I bought the latest HBR, Psychology Today, and a little book called, On Bullshit. It is a teeny tiny book with perhaps the best title I have seen all year. And by best, I mean that it grabs your attention and you can’t NOT look inside the book. I will tell you more about it once I read it, but here is how it starts:
"One of the most salient features of our culture is that there is so much bullshit. Everyone knows this. Each of us contributes his share. But we tend to take the situation for granted."
Most salient? Wow. An intellectual inquiry about bullshit. Cool. This is one of those moments when I say to myself, "why didn’t I think of that?"
I might like to write about one narrow topic in a way that did not put readers to sleep faster than the winter sun sets in Seattle.
If you were going to dedicate X number of months/years to one single topic, what would you select?
Did you know that people who write about cats have their own writer’s conference? There are that many cat writers……. This year’s conference is being held in Foster City, CA from Nov. 18-20 in case you are interested. What do they talk about for three days? Developing characters? Creating dialogue?
All the 2006 calendars were out too. Now here is one of those
misconceptions spurred by bookstores. Bookstores would like you to
think calendars make great gifts. They even have special holiday
envelopes to put them in now so you don’t have to wrap them. But
calendars are terrible gifts because we are all so particular about our
calendars. Don’t you think? And we are more likely to buy people calendars WE like than something THEY want.
Which is more embarrassing – being caught looking at the new issue of Urban Dog,
or peeking at the smutty stuff? You can guess which one caught my eye.

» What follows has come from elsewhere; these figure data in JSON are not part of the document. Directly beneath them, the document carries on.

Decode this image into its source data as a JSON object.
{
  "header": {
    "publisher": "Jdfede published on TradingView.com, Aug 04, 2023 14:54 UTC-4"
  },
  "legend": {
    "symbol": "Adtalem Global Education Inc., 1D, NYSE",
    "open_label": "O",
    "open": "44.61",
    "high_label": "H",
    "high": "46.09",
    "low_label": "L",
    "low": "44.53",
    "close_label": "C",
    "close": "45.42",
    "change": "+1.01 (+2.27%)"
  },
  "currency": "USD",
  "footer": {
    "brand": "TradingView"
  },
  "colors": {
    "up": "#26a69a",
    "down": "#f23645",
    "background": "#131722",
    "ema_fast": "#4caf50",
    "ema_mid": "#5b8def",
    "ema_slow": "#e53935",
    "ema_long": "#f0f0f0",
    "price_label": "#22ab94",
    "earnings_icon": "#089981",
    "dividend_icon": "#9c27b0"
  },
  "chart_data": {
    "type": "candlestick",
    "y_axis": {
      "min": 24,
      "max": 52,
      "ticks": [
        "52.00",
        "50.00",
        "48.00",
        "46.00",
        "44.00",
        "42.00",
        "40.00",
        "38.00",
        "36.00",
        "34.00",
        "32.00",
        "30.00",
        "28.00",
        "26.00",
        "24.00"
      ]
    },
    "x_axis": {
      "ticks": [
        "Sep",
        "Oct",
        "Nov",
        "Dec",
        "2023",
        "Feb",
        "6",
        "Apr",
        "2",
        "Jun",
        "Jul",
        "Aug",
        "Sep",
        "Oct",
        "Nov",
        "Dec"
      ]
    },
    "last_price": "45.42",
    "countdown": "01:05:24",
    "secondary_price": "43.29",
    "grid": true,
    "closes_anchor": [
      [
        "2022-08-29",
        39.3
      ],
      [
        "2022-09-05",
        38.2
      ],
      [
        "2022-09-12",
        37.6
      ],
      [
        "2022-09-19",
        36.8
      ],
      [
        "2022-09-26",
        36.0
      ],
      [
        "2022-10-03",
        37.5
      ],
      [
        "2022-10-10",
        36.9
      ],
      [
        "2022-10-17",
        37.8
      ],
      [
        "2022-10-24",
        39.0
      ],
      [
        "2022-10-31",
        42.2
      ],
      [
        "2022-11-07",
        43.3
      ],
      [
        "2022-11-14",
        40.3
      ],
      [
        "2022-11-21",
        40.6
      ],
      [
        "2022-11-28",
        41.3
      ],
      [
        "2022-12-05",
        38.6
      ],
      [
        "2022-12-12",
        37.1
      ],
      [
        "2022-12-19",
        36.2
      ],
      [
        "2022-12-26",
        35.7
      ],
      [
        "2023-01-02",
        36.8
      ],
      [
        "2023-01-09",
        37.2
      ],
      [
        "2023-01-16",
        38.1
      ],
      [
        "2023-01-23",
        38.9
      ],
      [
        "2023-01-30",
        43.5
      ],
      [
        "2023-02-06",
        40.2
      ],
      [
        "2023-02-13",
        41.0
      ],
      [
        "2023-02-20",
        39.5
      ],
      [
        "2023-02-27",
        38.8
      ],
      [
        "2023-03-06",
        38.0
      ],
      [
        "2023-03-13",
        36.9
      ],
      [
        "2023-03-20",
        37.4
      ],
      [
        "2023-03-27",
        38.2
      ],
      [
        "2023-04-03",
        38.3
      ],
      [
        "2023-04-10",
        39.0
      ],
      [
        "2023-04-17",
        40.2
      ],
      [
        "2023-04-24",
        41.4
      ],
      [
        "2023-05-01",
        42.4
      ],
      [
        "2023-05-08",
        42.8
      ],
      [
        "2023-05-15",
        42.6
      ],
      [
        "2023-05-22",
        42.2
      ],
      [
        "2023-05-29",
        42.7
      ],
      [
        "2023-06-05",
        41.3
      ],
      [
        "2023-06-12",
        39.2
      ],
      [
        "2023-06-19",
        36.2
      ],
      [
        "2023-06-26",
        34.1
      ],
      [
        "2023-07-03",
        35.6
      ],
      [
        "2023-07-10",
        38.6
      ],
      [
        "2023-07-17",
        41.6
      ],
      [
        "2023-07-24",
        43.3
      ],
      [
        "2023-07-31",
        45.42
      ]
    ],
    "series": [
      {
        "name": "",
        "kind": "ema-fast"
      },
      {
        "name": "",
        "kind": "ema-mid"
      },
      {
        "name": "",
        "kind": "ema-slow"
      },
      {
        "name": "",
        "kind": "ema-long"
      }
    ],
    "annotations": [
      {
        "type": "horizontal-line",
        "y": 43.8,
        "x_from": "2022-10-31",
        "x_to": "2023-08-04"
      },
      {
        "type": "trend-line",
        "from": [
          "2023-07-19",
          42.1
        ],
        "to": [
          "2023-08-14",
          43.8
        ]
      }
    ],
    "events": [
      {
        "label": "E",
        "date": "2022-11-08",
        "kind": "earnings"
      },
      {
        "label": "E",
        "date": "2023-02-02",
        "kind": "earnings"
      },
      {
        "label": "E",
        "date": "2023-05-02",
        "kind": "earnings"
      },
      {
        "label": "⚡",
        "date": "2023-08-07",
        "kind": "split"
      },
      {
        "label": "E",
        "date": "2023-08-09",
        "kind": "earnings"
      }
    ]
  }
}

Hey, but they have a quiz that will tell you the type of breed you are.
I bet I am a Siberian Husky – the rare line of the breed that prefers
to live in the high dessert.
As I was in line to pay for my stuff, I noticed a book with the title,Why do men have nipples? That’s a great question and a great title too.
Business books rarely have extraordinary titles, have you noticed? I can’t even think of one.
Since this was their first day, the entire crew was pretty dumbstruck and clueless. But they were very nice. They did not get me to the book I was looking for, but I found On Bullshit instead, so it all worked out.